In this week’s Torah reading, Ki Tavo, we have what’s called the Tochecha, the curses or the rebukes; essentially, the terrible things that will happen if the Israelites, once settled in the Promised Land, don’t follow God’s commandments. Since they’re supposed to be read quickly and in an undertone, I’m not going to enumerate any of them here, but they’re things you probably wouldn’t wish on your worst enemy.
Luckily, the reading also includes the blessings that the people will receive if they do follow the commandments. Moses tells the people that half of the tribes will stand on Mount Gerizim, where the blessings would be spoken, and the other half would stand on Mount Ebal and for the curses. The Levites would then would call out the list of actions and behaviors that would cause a person to be cursed if they engaged in them; worshipping idols, engaging in inappropriate sexual relationships, insulting one’s parents. And the people would reply, Amen.
Then interestingly, it appears to be Moses himself who tells the people how they will be blessed if they follow the Instruction (Torah) that is being given to them. Then, it’s Moses, not a Levite or a Kohen or a tribal leader, who continues with the consequences for failure to observe the commandments.

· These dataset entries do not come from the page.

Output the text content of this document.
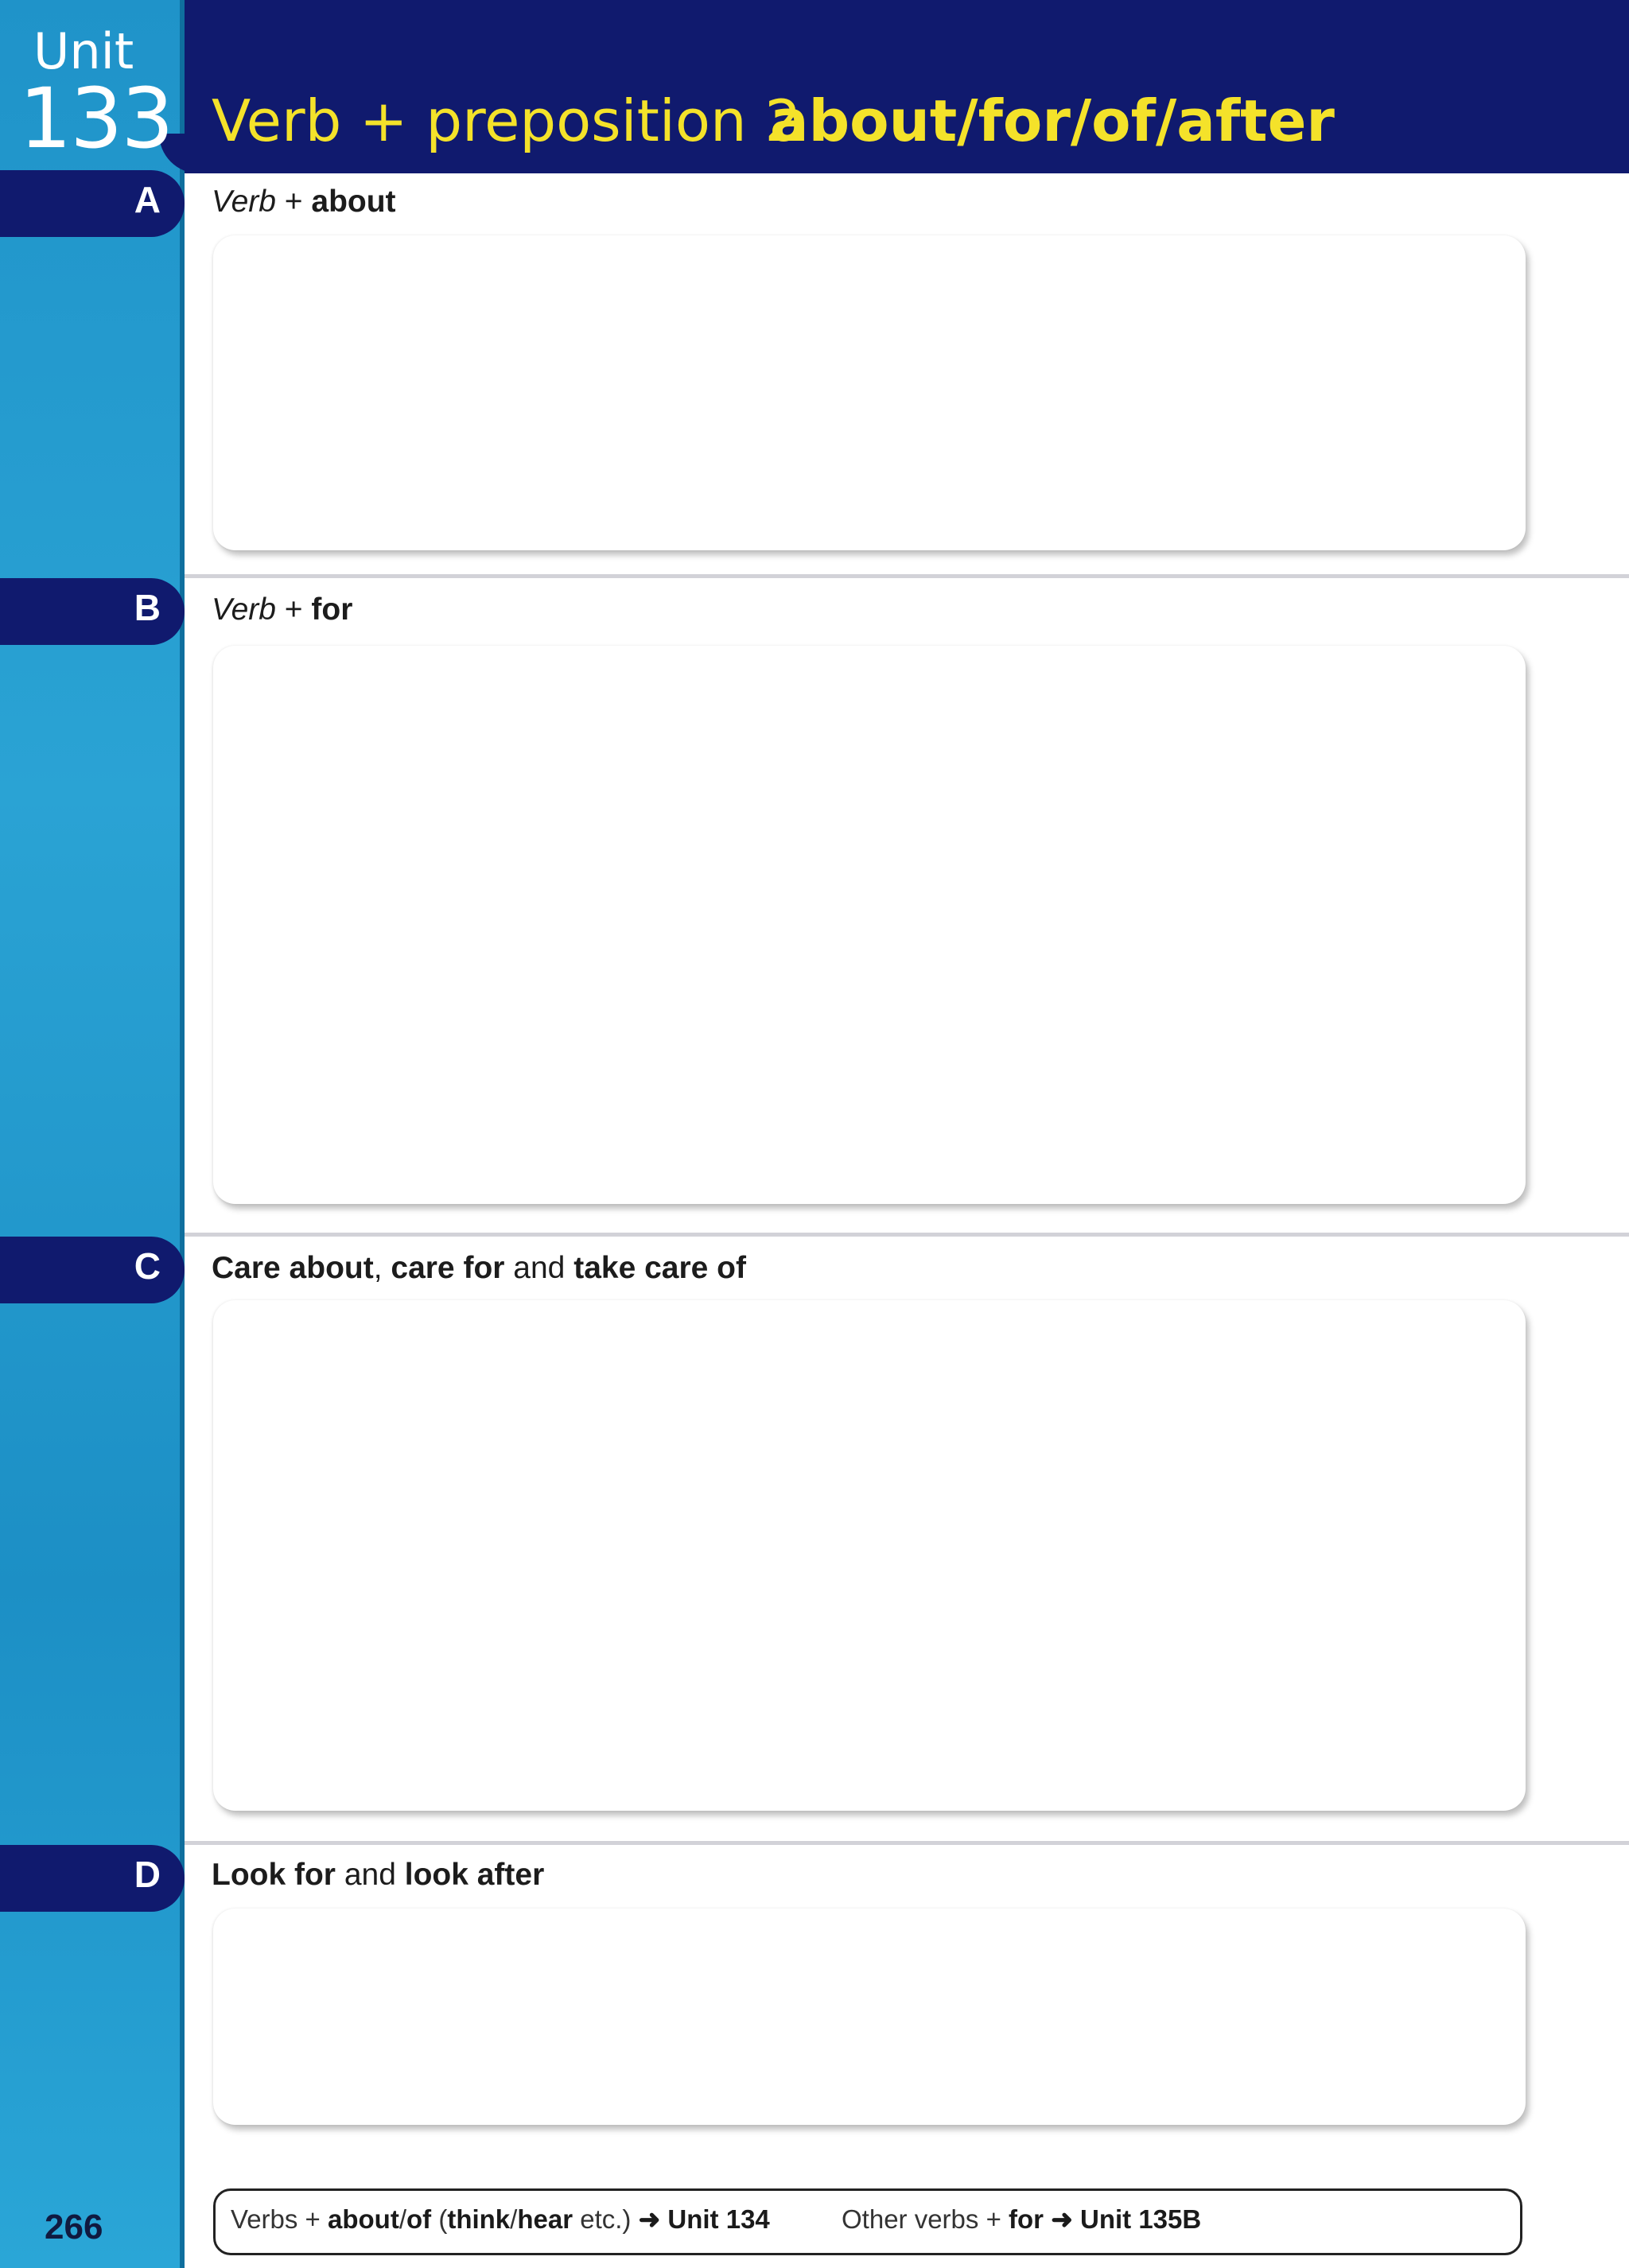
Unit
133 Verb + preposition 2
about/for/of/after
A
B
C
D
Verb + about
Verb + for
Care about, care for and take care of
Look for and look after
Verbs + about/of (think/hear etc.) ➜ Unit 134	Other verbs + for ➜ Unit 135B
266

The way the Torah reading is arranged, the Levites first pronounce the things that will bring curse. Then the people are blessed, and finally, told what terrible, horrible, no good, very bad things will happen if they don’t obey.
But rather than look at these curses as a sign of Divine punishment for going astray, can we imagine that they’re the collective fears in general of the people living at that time? Things that they’re worried will happen because of their actions? Or, that they’ve already happened? Is it possible that by blaming these curses on “sin” that our ancient ancestors could make sense of the tragic and traumatic things that happen in the world and in their lives?
How can we look at these “curses” through our modern lenses?